The view is somewhat difficult this week, not because of the continued thrashing of world markets, or even because of the contradictory views of marketwatchers, but simply because summer languor has set in. You wouldn't actually believe it when you listen to the news, which is still full of job losses, disappearing companies and miscellaneous tales of woe, but most of my dealer friends have decided that summer's here and it's time to crack open a few tinnies and stop worrying about global meltdown. The fact that the skies over the city are blue and the temperature's rocketing probably has a lot to do with it.
When I did the daily commute I always felt in holiday mode as soon as the traffic jams into work eased off a bit. This week, the Howth Road has been an oasis of calm at eight o'clock in the morning - usually it's the fiercest time. (The fact that I am up at eight o'clock in the morning to notice these things gives lie to the notion that I lie in bed 'til midday. Clearly that is a winter option!) I guess commuters better make the most of it while they can because the Port Tunnel excavations have begun along Fairview and I can see standstill traffic being the hot topic of the autumn.
In fact, the jams may become so awful that people will have to buy the Nokia communicator to get any work done at all. As you know, I was a late convert to the mobile phone although I concede its benefits. I have not, however, succumbed to the Palm Pilot and I will never buy a Nokia communicator. Is this bad news for the company? Probably not, since the communicator is aimed at the sad sort of bloke who apparently needs to work on the train. But why would you want to check your e-mails and write a Word document (especially using that fiddly little keyboard) before going into work? If I were a company executive and thought that one of my employees was writing Word documents on the train I'd fire him on the spot.

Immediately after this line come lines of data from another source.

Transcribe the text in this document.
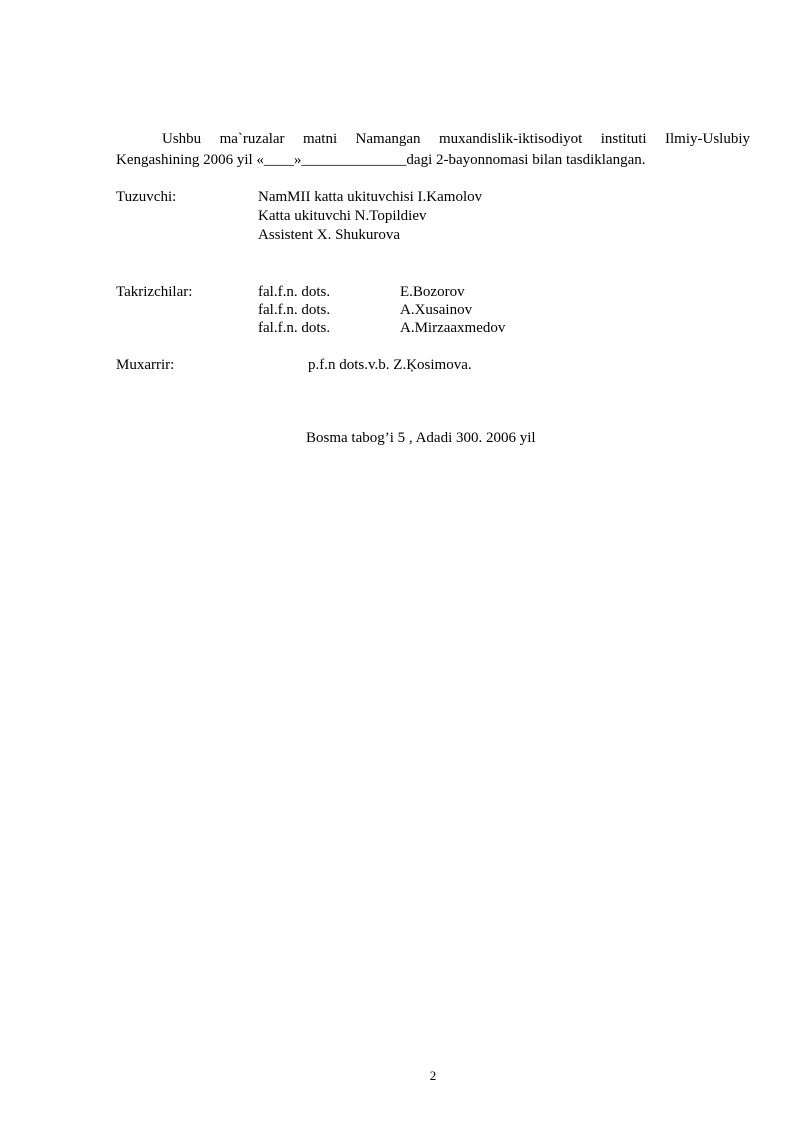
Ushbu ma`ruzalar matni Namangan muxandislik-iktisodiyot instituti Ilmiy-Uslubiy
Kengashining 2006 yil «____»______________dagi 2-bayonnomasi bilan tasdiklangan.
Tuzuvchi:	NamMII katta ukituvchisi I.Kamolov
Katta ukituvchi N.Topildiev
Assistent X. Shukurova
Takrizchilar:	fal.f.n. dots.	E.Bozorov
fal.f.n. dots.	A.Xusainov
fal.f.n. dots.	A.Mirzaaxmedov
Muxarrir:	p.f.n dots.v.b. Z.Ķosimova.
Bosma tabog’i 5 , Adadi 300. 2006 yil
2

As you can gather from my in depth advertisement knowledge, in the absence of anything more exciting than the US data last Friday showing that growth for the second quarter was even worse than expected, I've been watching TV.

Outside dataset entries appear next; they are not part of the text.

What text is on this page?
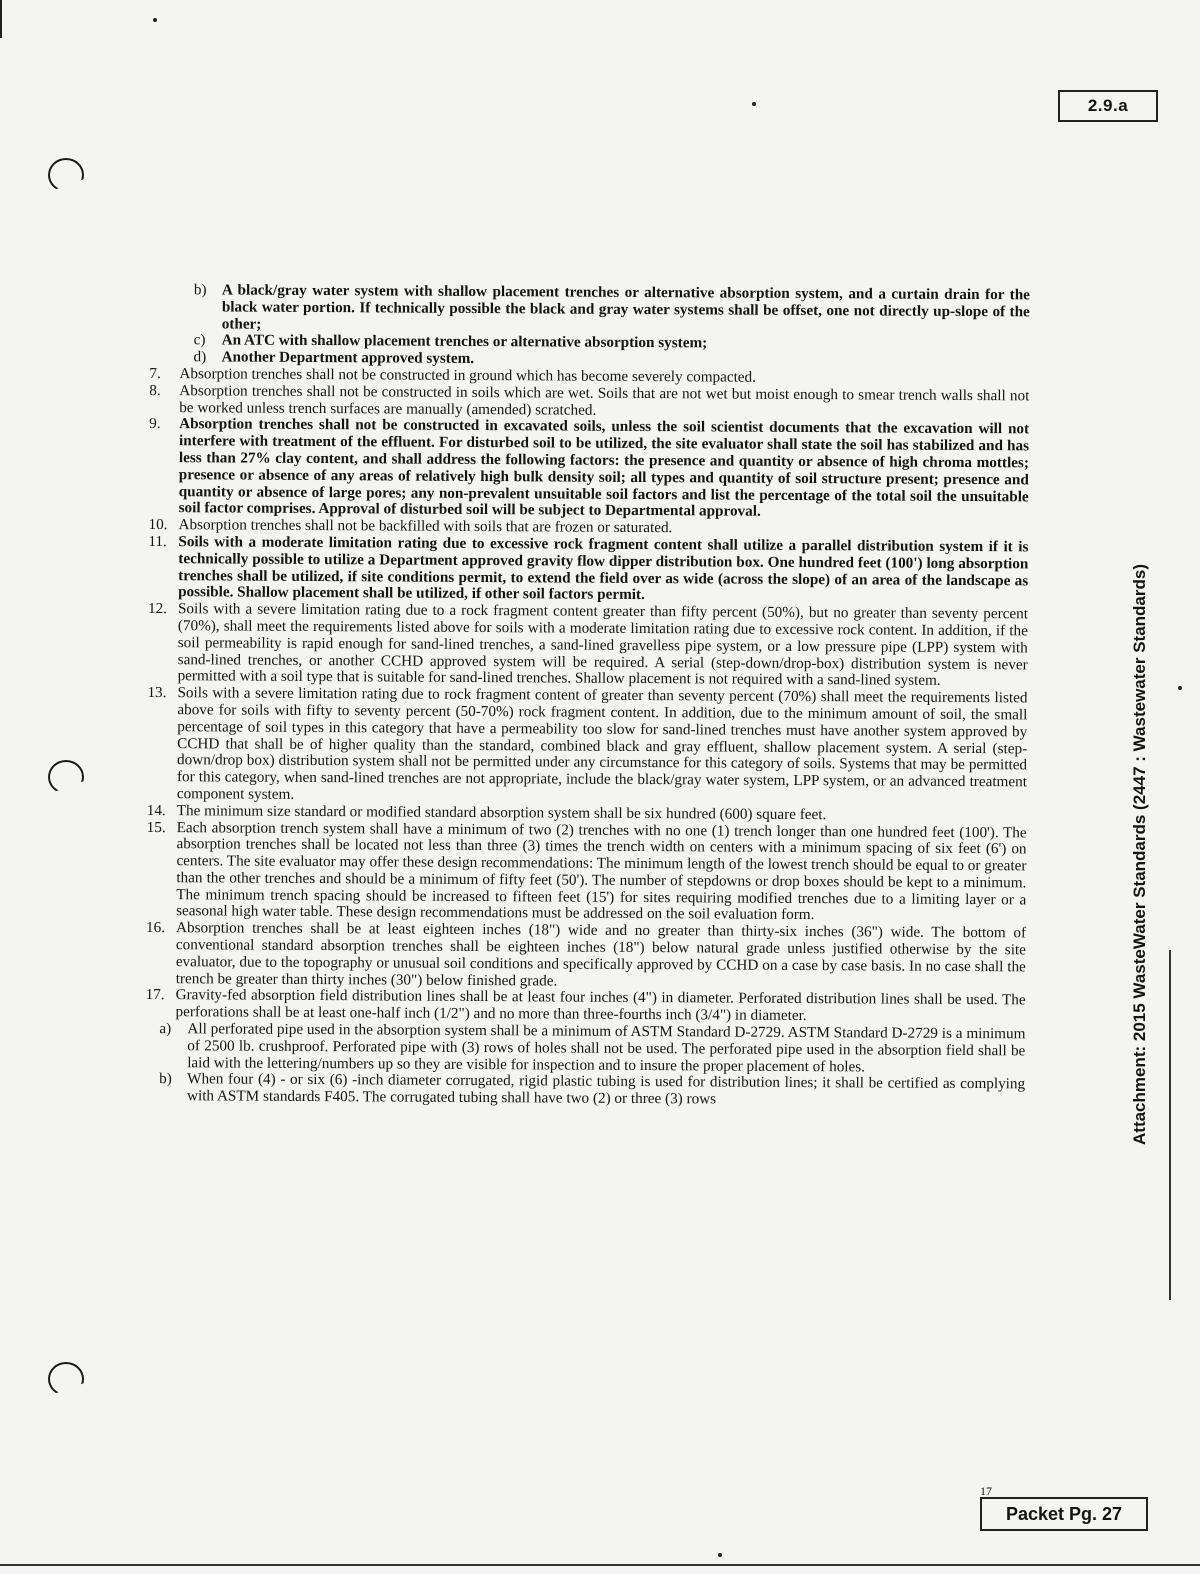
2.9.a
Attachment: 2015 WasteWater Standards (2447 : Wastewater Standards)
b)	A black/gray water system with shallow placement trenches or alternative absorption system, and a curtain drain for the black water portion. If technically possible the black and gray water systems shall be offset, one not directly up-slope of the other;
c)	An ATC with shallow placement trenches or alternative absorption system;
d)	Another Department approved system.
7.	Absorption trenches shall not be constructed in ground which has become severely compacted.
8.	Absorption trenches shall not be constructed in soils which are wet. Soils that are not wet but moist enough to smear trench walls shall not be worked unless trench surfaces are manually (amended) scratched.
9.	Absorption trenches shall not be constructed in excavated soils, unless the soil scientist documents that the excavation will not interfere with treatment of the effluent. For disturbed soil to be utilized, the site evaluator shall state the soil has stabilized and has less than 27% clay content, and shall address the following factors: the presence and quantity or absence of high chroma mottles; presence or absence of any areas of relatively high bulk density soil; all types and quantity of soil structure present; presence and quantity or absence of large pores; any non-prevalent unsuitable soil factors and list the percentage of the total soil the unsuitable soil factor comprises. Approval of disturbed soil will be subject to Departmental approval.
10. Absorption trenches shall not be backfilled with soils that are frozen or saturated.
11. Soils with a moderate limitation rating due to excessive rock fragment content shall utilize a parallel distribution system if it is technically possible to utilize a Department approved gravity flow dipper distribution box. One hundred feet (100') long absorption trenches shall be utilized, if site conditions permit, to extend the field over as wide (across the slope) of an area of the landscape as possible. Shallow placement shall be utilized, if other soil factors permit.
12. Soils with a severe limitation rating due to a rock fragment content greater than fifty percent (50%), but no greater than seventy percent (70%), shall meet the requirements listed above for soils with a moderate limitation rating due to excessive rock content. In addition, if the soil permeability is rapid enough for sand-lined trenches, a sand-lined gravelless pipe system, or a low pressure pipe (LPP) system with sand-lined trenches, or another CCHD approved system will be required. A serial (step-down/drop-box) distribution system is never permitted with a soil type that is suitable for sand-lined trenches. Shallow placement is not required with a sand-lined system.
13. Soils with a severe limitation rating due to rock fragment content of greater than seventy percent (70%) shall meet the requirements listed above for soils with fifty to seventy percent (50-70%) rock fragment content. In addition, due to the minimum amount of soil, the small percentage of soil types in this category that have a permeability too slow for sand-lined trenches must have another system approved by CCHD that shall be of higher quality than the standard, combined black and gray effluent, shallow placement system. A serial (step-down/drop box) distribution system shall not be permitted under any circumstance for this category of soils. Systems that may be permitted for this category, when sand-lined trenches are not appropriate, include the black/gray water system, LPP system, or an advanced treatment component system.
14. The minimum size standard or modified standard absorption system shall be six hundred (600) square feet.
15. Each absorption trench system shall have a minimum of two (2) trenches with no one (1) trench longer than one hundred feet (100'). The absorption trenches shall be located not less than three (3) times the trench width on centers with a minimum spacing of six feet (6') on centers. The site evaluator may offer these design recommendations: The minimum length of the lowest trench should be equal to or greater than the other trenches and should be a minimum of fifty feet (50'). The number of stepdowns or drop boxes should be kept to a minimum. The minimum trench spacing should be increased to fifteen feet (15') for sites requiring modified trenches due to a limiting layer or a seasonal high water table. These design recommendations must be addressed on the soil evaluation form.
16. Absorption trenches shall be at least eighteen inches (18") wide and no greater than thirty-six inches (36") wide. The bottom of conventional standard absorption trenches shall be eighteen inches (18") below natural grade unless justified otherwise by the site evaluator, due to the topography or unusual soil conditions and specifically approved by CCHD on a case by case basis. In no case shall the trench be greater than thirty inches (30") below finished grade.
17. Gravity-fed absorption field distribution lines shall be at least four inches (4") in diameter. Perforated distribution lines shall be used. The perforations shall be at least one-half inch (1/2") and no more than three-fourths inch (3/4") in diameter.
a)	All perforated pipe used in the absorption system shall be a minimum of ASTM Standard D-2729. ASTM Standard D-2729 is a minimum of 2500 lb. crushproof. Perforated pipe with (3) rows of holes shall not be used. The perforated pipe used in the absorption field shall be laid with the lettering/numbers up so they are visible for inspection and to insure the proper placement of holes.
b)	When four (4) - or six (6) -inch diameter corrugated, rigid plastic tubing is used for distribution lines; it shall be certified as complying with ASTM standards F405. The corrugated tubing shall have two (2) or three (3) rows
17
Packet Pg. 27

Clearly, summertime TV is normally dross TV and this summer is no exception, but one of British channels has been showing the brilliant Back to the Floor series. I'm not sure whether this is a re-run or a new series because the episodes I've seen are new to me but they're totally absorbing.
For those of you who haven't seen it, the general gist is that a hapless chief executive is dumped back at the entry grade of whatever company he or she happens to be heading and told to get on with it.
It's a little like all those documentaries where the wife and mother disappears for a couple of days and lets the husband look after the kids. He's gung-ho at first, reckoning it's all a doddle and delighted at the opportunity to prove it by planning a whole new way of implementing domestic procedures, only to be reduced to a snivelling wreck by the end of the first day. (I know that John Waters will tell me that I am stereotyping here but it's summer and I feel like it.)
Anyway, I've watched the progress of a variety of chief executives doing the jobs they pay others to do with great interest. Clearly nobody expects them to be skilled at the basics (just as well; Jacqueline Gold, the chief of the Ann Summers chain, destroyed yards of fabric in her efforts to manufacture a fairly ordinary bra, but their lack of understanding of how their companies operated at shopfloor level was astonishing.
I didn't expect any of them to be any good at sewing bras, sticking handles on china cups or being a decent waiter, but I'd have thought they'd have had a better idea of how other people got those things done. Most of them obviously thought that the programme would be good publicity for their companies and it probably was.
But I think that many chief executives were genuinely surprised to learn how little some of their junior staff earned and were made very uncomfortable at seeing the labour cost statistic suddenly translated into flesh and blood people with ideas of their own. In some cases, management blamed workers for lack of productivity only to find that the reasons for the fall-off were rooted in changes in work practices that the same management had instigated and that were subsequently changed again. Anyway, it's a truly enlightening series and, regardless of whether you're ground floor or top floor material, it's compulsive TV.
I know I'm not actually supposed to be doing a TV review column but the whole Jeffrey Archer thing was compulsive viewing too. So I was a little surprised to see that there wasn't more space given to the Archer Junior story. In fact, even back in February 1999 there was very little coverage of his suspension from CSFB's equity arbitrage team on suspected market manipulation.
Maybe he just doesn't have the appeal of his Dad. Last week James - a member of the team that styled itself the Flaming Ferraris - was banned for life from trading in the City, having been found guilty of carrying out forbidden trades and lying to cover it up, thus depriving the Archers of another source of income.
Meantime, the book trade has been trying to decide whether or not Jeffrey's latest headline hitting behaviour will boost his sales or not. They've certainly helped shift some of his biography which, in these sultry summer times, helps keep revenue for one area of the economy ticking over.
Ticking is all that's happening right now, even though the US Treasury Secretary, Paul O'Neill, is confident. I'm a little worried that some people in the market are heartened by those low GDP numbers in the States - their rationale is that weak growth should mean no inflationary pressures so the Fed can happily cut rates again and stave off recession. I'm beginning to wonder if the Treasury Secretary and some of his colleagues mightn't need to go back to the floor too if that's the way they're thinking!